On a day commemorating the complex mating rituals of the human species, take a moment to appreciate the example set by the Ambystoma genus of salamander. These tiny North American amphibians will walk up to nine miles in search of a mate, crossing inhospitable, predator-laced territory in the hopes of dispersing their genetic material into wetlands unknown.

The best part: Science found this out by putting the salamanders on tiny treadmills.

Ambystoma salamanders are sexual pioneers in more ways than one.

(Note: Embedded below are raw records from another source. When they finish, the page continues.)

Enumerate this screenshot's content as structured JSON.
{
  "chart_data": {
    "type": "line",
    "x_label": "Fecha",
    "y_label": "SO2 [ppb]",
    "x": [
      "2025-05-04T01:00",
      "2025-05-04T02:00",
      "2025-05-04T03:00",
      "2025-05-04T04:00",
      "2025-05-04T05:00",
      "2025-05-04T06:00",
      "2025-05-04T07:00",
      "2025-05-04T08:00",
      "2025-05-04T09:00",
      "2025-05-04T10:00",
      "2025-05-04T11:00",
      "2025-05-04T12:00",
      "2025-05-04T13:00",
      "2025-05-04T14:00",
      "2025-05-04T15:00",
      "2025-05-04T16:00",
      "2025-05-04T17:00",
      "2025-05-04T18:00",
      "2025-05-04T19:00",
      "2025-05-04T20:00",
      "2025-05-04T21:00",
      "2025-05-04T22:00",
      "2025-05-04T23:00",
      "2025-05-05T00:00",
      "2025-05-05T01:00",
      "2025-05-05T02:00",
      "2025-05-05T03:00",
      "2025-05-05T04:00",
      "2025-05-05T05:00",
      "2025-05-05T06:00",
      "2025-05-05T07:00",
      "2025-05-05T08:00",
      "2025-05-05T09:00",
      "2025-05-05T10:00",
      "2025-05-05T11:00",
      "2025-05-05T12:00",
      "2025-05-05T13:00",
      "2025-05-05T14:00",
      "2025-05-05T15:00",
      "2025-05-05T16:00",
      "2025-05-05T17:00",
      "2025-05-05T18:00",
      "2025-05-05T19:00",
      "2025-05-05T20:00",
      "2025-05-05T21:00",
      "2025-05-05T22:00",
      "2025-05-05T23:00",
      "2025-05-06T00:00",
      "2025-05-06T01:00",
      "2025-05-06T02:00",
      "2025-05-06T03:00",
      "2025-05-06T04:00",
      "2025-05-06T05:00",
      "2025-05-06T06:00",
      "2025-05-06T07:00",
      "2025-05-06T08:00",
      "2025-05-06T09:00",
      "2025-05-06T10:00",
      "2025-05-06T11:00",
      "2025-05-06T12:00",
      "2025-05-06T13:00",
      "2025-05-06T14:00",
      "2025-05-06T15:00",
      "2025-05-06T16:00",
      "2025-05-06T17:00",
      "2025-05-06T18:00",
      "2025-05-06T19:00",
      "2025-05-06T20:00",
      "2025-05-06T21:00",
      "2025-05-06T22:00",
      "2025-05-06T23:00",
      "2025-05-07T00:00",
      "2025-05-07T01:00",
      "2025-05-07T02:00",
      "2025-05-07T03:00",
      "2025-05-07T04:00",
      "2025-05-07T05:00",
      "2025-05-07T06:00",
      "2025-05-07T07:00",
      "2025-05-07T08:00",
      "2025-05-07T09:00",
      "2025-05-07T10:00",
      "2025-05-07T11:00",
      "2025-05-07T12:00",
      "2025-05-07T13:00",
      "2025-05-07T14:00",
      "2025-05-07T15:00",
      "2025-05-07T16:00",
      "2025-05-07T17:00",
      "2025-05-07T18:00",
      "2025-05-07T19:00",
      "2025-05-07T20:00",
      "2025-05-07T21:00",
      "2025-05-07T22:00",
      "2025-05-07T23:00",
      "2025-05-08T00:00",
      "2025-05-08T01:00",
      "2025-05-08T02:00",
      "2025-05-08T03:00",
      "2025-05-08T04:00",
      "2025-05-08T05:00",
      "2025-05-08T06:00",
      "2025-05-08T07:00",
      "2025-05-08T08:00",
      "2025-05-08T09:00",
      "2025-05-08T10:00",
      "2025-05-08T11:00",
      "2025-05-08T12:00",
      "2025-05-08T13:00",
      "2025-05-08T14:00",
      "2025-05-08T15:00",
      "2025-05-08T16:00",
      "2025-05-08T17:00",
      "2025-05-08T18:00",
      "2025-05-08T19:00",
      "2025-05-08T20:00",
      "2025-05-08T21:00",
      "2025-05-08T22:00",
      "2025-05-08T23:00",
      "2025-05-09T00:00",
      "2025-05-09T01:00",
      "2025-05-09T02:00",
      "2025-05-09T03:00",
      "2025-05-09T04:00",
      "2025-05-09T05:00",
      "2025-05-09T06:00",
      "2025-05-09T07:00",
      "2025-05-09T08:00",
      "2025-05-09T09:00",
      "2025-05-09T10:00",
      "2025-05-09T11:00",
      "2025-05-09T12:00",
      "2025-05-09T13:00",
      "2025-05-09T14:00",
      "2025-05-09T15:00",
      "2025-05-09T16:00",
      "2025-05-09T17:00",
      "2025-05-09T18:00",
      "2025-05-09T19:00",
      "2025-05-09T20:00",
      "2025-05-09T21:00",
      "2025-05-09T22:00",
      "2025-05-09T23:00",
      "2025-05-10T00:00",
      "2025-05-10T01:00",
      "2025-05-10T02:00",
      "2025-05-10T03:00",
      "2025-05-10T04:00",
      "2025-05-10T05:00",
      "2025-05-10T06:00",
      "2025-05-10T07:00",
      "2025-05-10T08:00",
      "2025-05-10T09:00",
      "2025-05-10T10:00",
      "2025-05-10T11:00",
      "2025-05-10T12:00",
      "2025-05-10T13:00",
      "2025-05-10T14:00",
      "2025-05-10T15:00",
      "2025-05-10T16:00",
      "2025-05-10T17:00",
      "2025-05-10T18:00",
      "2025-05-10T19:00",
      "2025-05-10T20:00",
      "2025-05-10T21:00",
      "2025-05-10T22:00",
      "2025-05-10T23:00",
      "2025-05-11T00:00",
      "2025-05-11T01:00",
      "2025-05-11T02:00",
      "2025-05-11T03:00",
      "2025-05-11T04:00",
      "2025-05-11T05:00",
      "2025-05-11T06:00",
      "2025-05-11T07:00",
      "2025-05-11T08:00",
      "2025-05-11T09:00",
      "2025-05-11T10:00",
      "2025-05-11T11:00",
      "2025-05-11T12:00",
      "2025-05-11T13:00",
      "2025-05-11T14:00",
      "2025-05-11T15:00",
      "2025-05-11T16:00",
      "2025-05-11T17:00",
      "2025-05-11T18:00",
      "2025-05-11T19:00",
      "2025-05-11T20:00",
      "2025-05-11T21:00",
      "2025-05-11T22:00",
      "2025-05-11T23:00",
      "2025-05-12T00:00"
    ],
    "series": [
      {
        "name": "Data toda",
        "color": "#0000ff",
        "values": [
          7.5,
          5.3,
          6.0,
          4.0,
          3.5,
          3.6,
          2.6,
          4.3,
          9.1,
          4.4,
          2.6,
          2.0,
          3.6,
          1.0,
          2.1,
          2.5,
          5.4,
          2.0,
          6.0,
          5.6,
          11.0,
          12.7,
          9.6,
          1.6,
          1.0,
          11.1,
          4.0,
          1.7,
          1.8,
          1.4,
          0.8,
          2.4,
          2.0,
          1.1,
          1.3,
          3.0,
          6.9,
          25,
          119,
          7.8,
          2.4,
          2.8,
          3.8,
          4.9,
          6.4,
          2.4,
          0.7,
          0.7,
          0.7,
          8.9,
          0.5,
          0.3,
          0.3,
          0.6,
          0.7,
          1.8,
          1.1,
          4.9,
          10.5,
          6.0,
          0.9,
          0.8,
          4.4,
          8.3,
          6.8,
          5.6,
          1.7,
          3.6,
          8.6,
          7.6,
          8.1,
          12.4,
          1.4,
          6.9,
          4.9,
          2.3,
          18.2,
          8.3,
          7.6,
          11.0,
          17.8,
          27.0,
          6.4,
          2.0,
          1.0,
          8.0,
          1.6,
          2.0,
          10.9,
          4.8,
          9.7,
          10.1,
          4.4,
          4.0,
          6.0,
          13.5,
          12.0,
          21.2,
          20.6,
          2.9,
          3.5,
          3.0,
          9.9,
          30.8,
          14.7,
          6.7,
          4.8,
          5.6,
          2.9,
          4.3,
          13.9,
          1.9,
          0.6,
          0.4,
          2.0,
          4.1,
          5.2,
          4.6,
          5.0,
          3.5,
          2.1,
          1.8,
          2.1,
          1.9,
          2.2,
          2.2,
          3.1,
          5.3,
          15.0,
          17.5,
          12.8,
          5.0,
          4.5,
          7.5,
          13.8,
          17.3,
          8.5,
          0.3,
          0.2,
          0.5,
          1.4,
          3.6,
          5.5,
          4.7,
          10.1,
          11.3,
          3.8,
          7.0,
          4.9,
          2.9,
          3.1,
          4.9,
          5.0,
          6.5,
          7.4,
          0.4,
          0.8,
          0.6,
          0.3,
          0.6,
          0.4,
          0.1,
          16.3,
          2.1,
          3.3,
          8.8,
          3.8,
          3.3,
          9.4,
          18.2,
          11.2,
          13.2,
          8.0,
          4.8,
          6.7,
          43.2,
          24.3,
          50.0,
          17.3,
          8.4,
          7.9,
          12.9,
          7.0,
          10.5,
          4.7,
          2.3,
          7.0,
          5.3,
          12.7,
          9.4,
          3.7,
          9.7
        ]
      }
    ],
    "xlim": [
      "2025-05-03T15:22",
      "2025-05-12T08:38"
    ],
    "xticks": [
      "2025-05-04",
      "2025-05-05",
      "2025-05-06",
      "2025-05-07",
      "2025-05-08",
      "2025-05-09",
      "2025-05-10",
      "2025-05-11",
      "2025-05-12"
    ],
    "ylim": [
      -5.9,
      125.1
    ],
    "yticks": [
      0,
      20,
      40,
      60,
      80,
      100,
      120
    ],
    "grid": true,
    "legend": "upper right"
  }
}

The genus contains a population of all-female, (sort of) self-cloning salamanders that reproduce through sperm theft; researchers call this unique salamander lineage “unisexual.”

But that same population tires relatively quickly when it’s time to walk for sex. Sexual salamanders will walk twice as far as their unisexual counterparts to mate. The human equivalent of that exertion is human jogging for 75 miles without a break, says Robert D. Denton, a biology research fellow at the Ohio State University who published the findings.

“Perhaps the more interesting question is why the all-female salamanders don’t go very far, and we think that has to do with the physiological costs of not having sex,” Denton told the university’s news room in December. “Essentially, not mixing up your genomic material often enough likely causes some problems for genes that you need to make energy.”

You hear that? Stop swiping and get moving.